In September 2020, Mayor Lightfoot and the city council approved an ordinance to bring affordable housing protections to the nearby Woodlawn neighborhood, where the center will be built.
Under the ordinance, Woodlawn residents are to be protected from displacement, should enjoy fair housing and for sale housing opportunities at a range of incomes; and the ordinance is supposed to ensure existing housing translates into good, quality housing for current residents.
Activists say South Shore and Kenwood need protections now. According to Community Benefits Agreement Coalition research, the demands for South Shore differ from Woodlawn due to its geographical size, number of renters and vacant lots. And there are no housing protections for South Shore or Kenwood, they add.
The coalition organized and pressed for housing protections for five years to get the commitments made in Woodlawn, said Brandon Patterson, also an organizer with the Community Benefits Agreement Coalition. “The hope is that it won’t take them that long in South Shore. Residents in South Shore are in the toughest position so it needs it the most, and it needs it now. People are being displaced as we speak because rents are rising as we speak.”
The presidential center is supposed to bring an “enriching experience” to the South Side. The 19.3-acre, 235-feet tall project will include a library, museum, park and activity center, walkway, garden, and children’s park.

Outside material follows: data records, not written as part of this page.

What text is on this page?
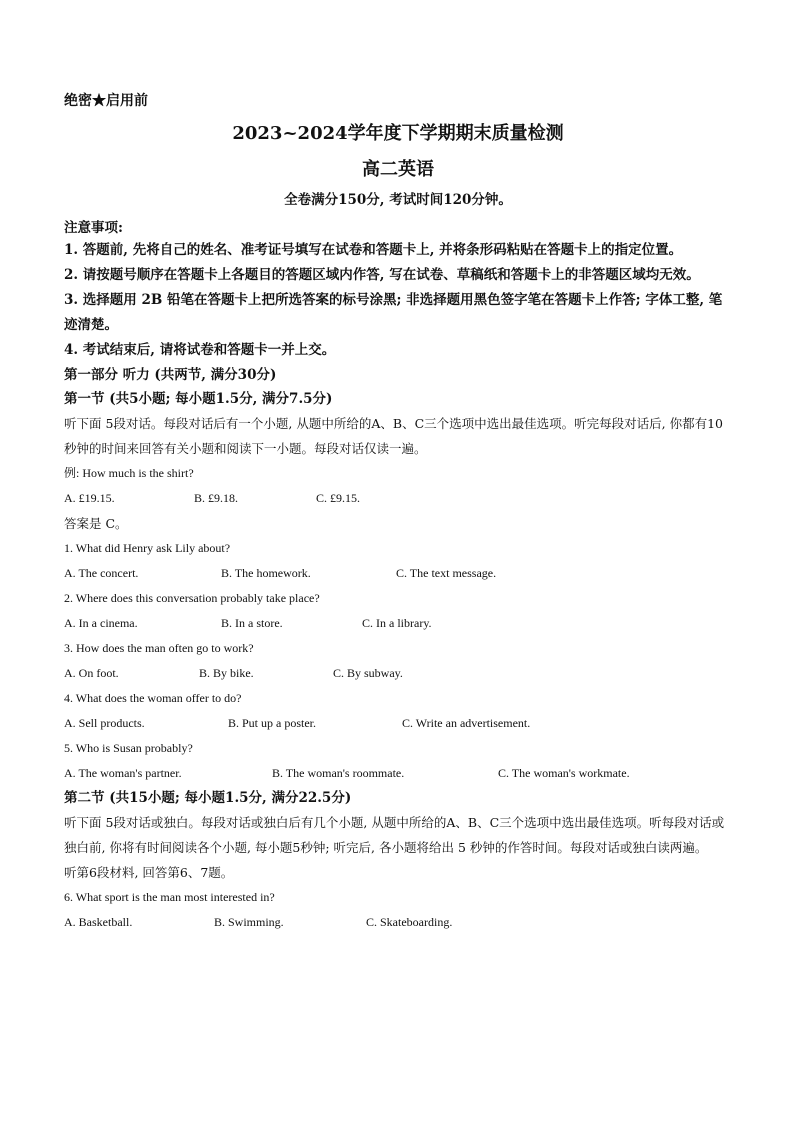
绝密★启用前
2023~2024学年度下学期期末质量检测
高二英语
全卷满分150分, 考试时间120分钟。
注意事项:
1. 答题前, 先将自己的姓名、准考证号填写在试卷和答题卡上, 并将条形码粘贴在答题卡上的指定位置。
2. 请按题号顺序在答题卡上各题目的答题区域内作答, 写在试卷、草稿纸和答题卡上的非答题区域均无效。
3. 选择题用 2B 铅笔在答题卡上把所选答案的标号涂黑; 非选择题用黑色签字笔在答题卡上作答; 字体工整, 笔迹清楚。
4. 考试结束后, 请将试卷和答题卡一并上交。
第一部分 听力 (共两节, 满分30分)
第一节 (共5小题; 每小题1.5分, 满分7.5分)
听下面 5段对话。每段对话后有一个小题, 从题中所给的A、B、C三个选项中选出最佳选项。听完每段对话后, 你都有10秒钟的时间来回答有关小题和阅读下一小题。每段对话仅读一遍。
例: How much is the shirt?
A. £19.15.	B. £9.18.	C. £9.15.
答案是 C。
1. What did Henry ask Lily about?
A. The concert.	B. The homework.	C. The text message.
2. Where does this conversation probably take place?
A. In a cinema.	B. In a store.	C. In a library.
3. How does the man often go to work?
A. On foot.	B. By bike.	C. By subway.
4. What does the woman offer to do?
A. Sell products.	B. Put up a poster.	C. Write an advertisement.
5. Who is Susan probably?
A. The woman's partner.	B. The woman's roommate.	C. The woman's workmate.
第二节 (共15小题; 每小题1.5分, 满分22.5分)
听下面 5段对话或独白。每段对话或独白后有几个小题, 从题中所给的A、B、C三个选项中选出最佳选项。听每段对话或独白前, 你将有时间阅读各个小题, 每小题5秒钟; 听完后, 各小题将给出 5 秒钟的作答时间。每段对话或独白读两遍。
听第6段材料, 回答第6、7题。
6. What sport is the man most interested in?
A. Basketball.	B. Swimming.	C. Skateboarding.
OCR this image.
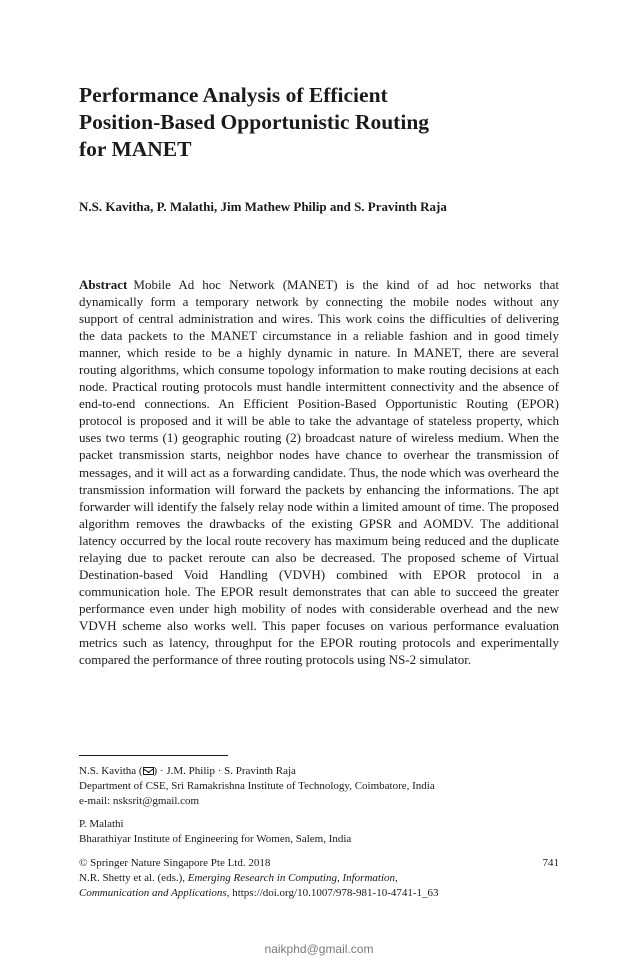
Performance Analysis of Efficient
Position-Based Opportunistic Routing
for MANET
N.S. Kavitha, P. Malathi, Jim Mathew Philip and S. Pravinth Raja
Abstract Mobile Ad hoc Network (MANET) is the kind of ad hoc networks that dynamically form a temporary network by connecting the mobile nodes without any support of central administration and wires. This work coins the difficulties of delivering the data packets to the MANET circumstance in a reliable fashion and in good timely manner, which reside to be a highly dynamic in nature. In MANET, there are several routing algorithms, which consume topology information to make routing decisions at each node. Practical routing protocols must handle intermittent connectivity and the absence of end-to-end connections. An Efficient Position-Based Opportunistic Routing (EPOR) protocol is proposed and it will be able to take the advantage of stateless property, which uses two terms (1) geographic routing (2) broadcast nature of wireless medium. When the packet transmission starts, neighbor nodes have chance to overhear the transmission of messages, and it will act as a forwarding candidate. Thus, the node which was overheard the transmission information will forward the packets by enhancing the informations. The apt forwarder will identify the falsely relay node within a limited amount of time. The proposed algorithm removes the drawbacks of the existing GPSR and AOMDV. The additional latency occurred by the local route recovery has maximum being reduced and the duplicate relaying due to packet reroute can also be decreased. The proposed scheme of Virtual Destination-based Void Handling (VDVH) combined with EPOR protocol in a communication hole. The EPOR result demonstrates that can able to succeed the greater performance even under high mobility of nodes with considerable overhead and the new VDVH scheme also works well. This paper focuses on various performance evaluation metrics such as latency, throughput for the EPOR routing protocols and experimentally compared the performance of three routing protocols using NS-2 simulator.
N.S. Kavitha ( ) · J.M. Philip · S. Pravinth Raja
Department of CSE, Sri Ramakrishna Institute of Technology, Coimbatore, India
e-mail: nsksrit@gmail.com
P. Malathi
Bharathiyar Institute of Engineering for Women, Salem, India
© Springer Nature Singapore Pte Ltd. 2018	741
N.R. Shetty et al. (eds.), Emerging Research in Computing, Information,
Communication and Applications, https://doi.org/10.1007/978-981-10-4741-1_63
naikphd@gmail.com
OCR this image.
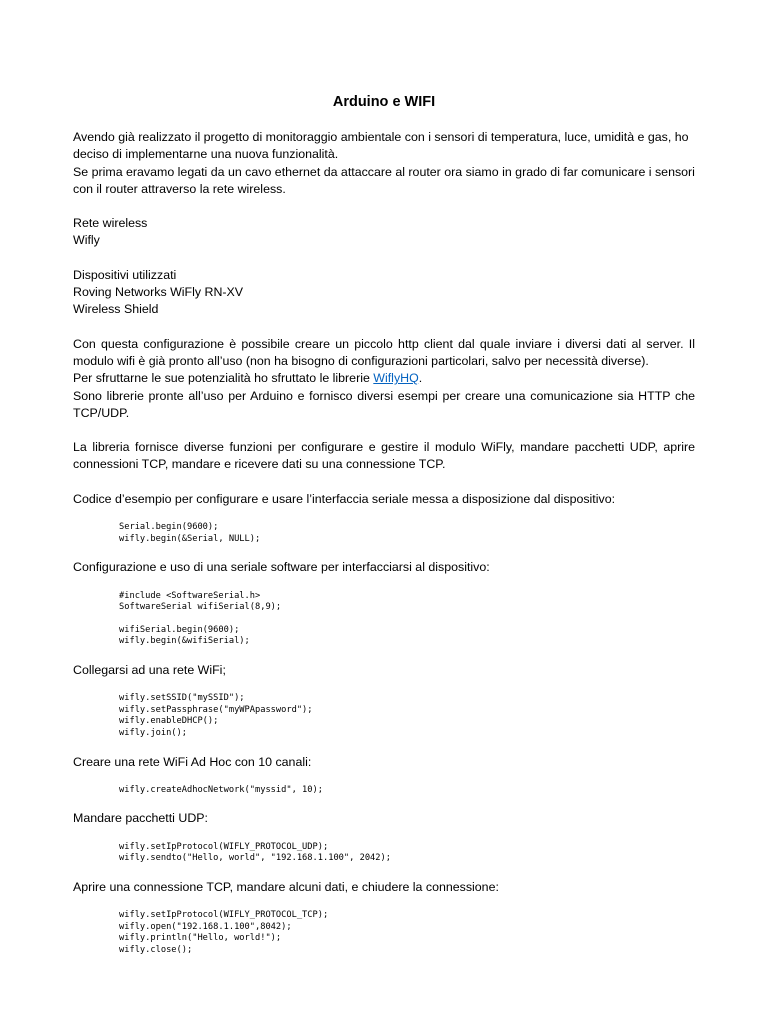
Arduino e WIFI

Avendo già realizzato il progetto di monitoraggio ambientale con i sensori di temperatura, luce, umidità e gas, ho deciso di implementarne una nuova funzionalità.

Se prima eravamo legati da un cavo ethernet da attaccare al router ora siamo in grado di far comunicare i sensori con il router attraverso la rete wireless.

Rete wireless

Wifly

Dispositivi utilizzati

Roving Networks WiFly RN-XV

Wireless Shield

Con questa configurazione è possibile creare un piccolo http client dal quale inviare i diversi dati al server. Il modulo wifi è già pronto all’uso (non ha bisogno di configurazioni particolari, salvo per necessità diverse).

Per sfruttarne le sue potenzialità ho sfruttato le librerie WiflyHQ.

Sono librerie pronte all’uso per Arduino e fornisco diversi esempi per creare una comunicazione sia HTTP che TCP/UDP.

La libreria fornisce diverse funzioni per configurare e gestire il modulo WiFly, mandare pacchetti UDP, aprire connessioni TCP, mandare e ricevere dati su una connessione TCP.

Codice d’esempio per configurare e usare l’interfaccia seriale messa a disposizione dal dispositivo:

Serial.begin(9600);
wifly.begin(&Serial, NULL);

Configurazione e uso di una seriale software per interfacciarsi al dispositivo:

#include <SoftwareSerial.h>
SoftwareSerial wifiSerial(8,9);
wifiSerial.begin(9600);
wifly.begin(&wifiSerial);

Collegarsi ad una rete WiFi;

wifly.setSSID("mySSID");
wifly.setPassphrase("myWPApassword");
wifly.enableDHCP();
wifly.join();

Creare una rete WiFi Ad Hoc con 10 canali:

wifly.createAdhocNetwork("myssid", 10);

Mandare pacchetti UDP:

wifly.setIpProtocol(WIFLY_PROTOCOL_UDP);
wifly.sendto("Hello, world", "192.168.1.100", 2042);

Aprire una connessione TCP, mandare alcuni dati, e chiudere la connessione:

wifly.setIpProtocol(WIFLY_PROTOCOL_TCP);
wifly.open("192.168.1.100",8042);
wifly.println("Hello, world!");
wifly.close();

Community activists and residents do not oppose the presidential center but want to avert a potential disaster for vulnerable Black neighborhoods. During the presidential center groundbreaking in late September, residents and community activists voiced these concerns at a press conference aimed at the mayor and city council.
Mr. Romeo vowed that the Community Benefits Agreement Coalition would continue to push hard for demands for South Shore and Kenwood residents. The coalition will also be knocking on doors, talking to people and meeting with those impacted by changes in the neighborhood, he said.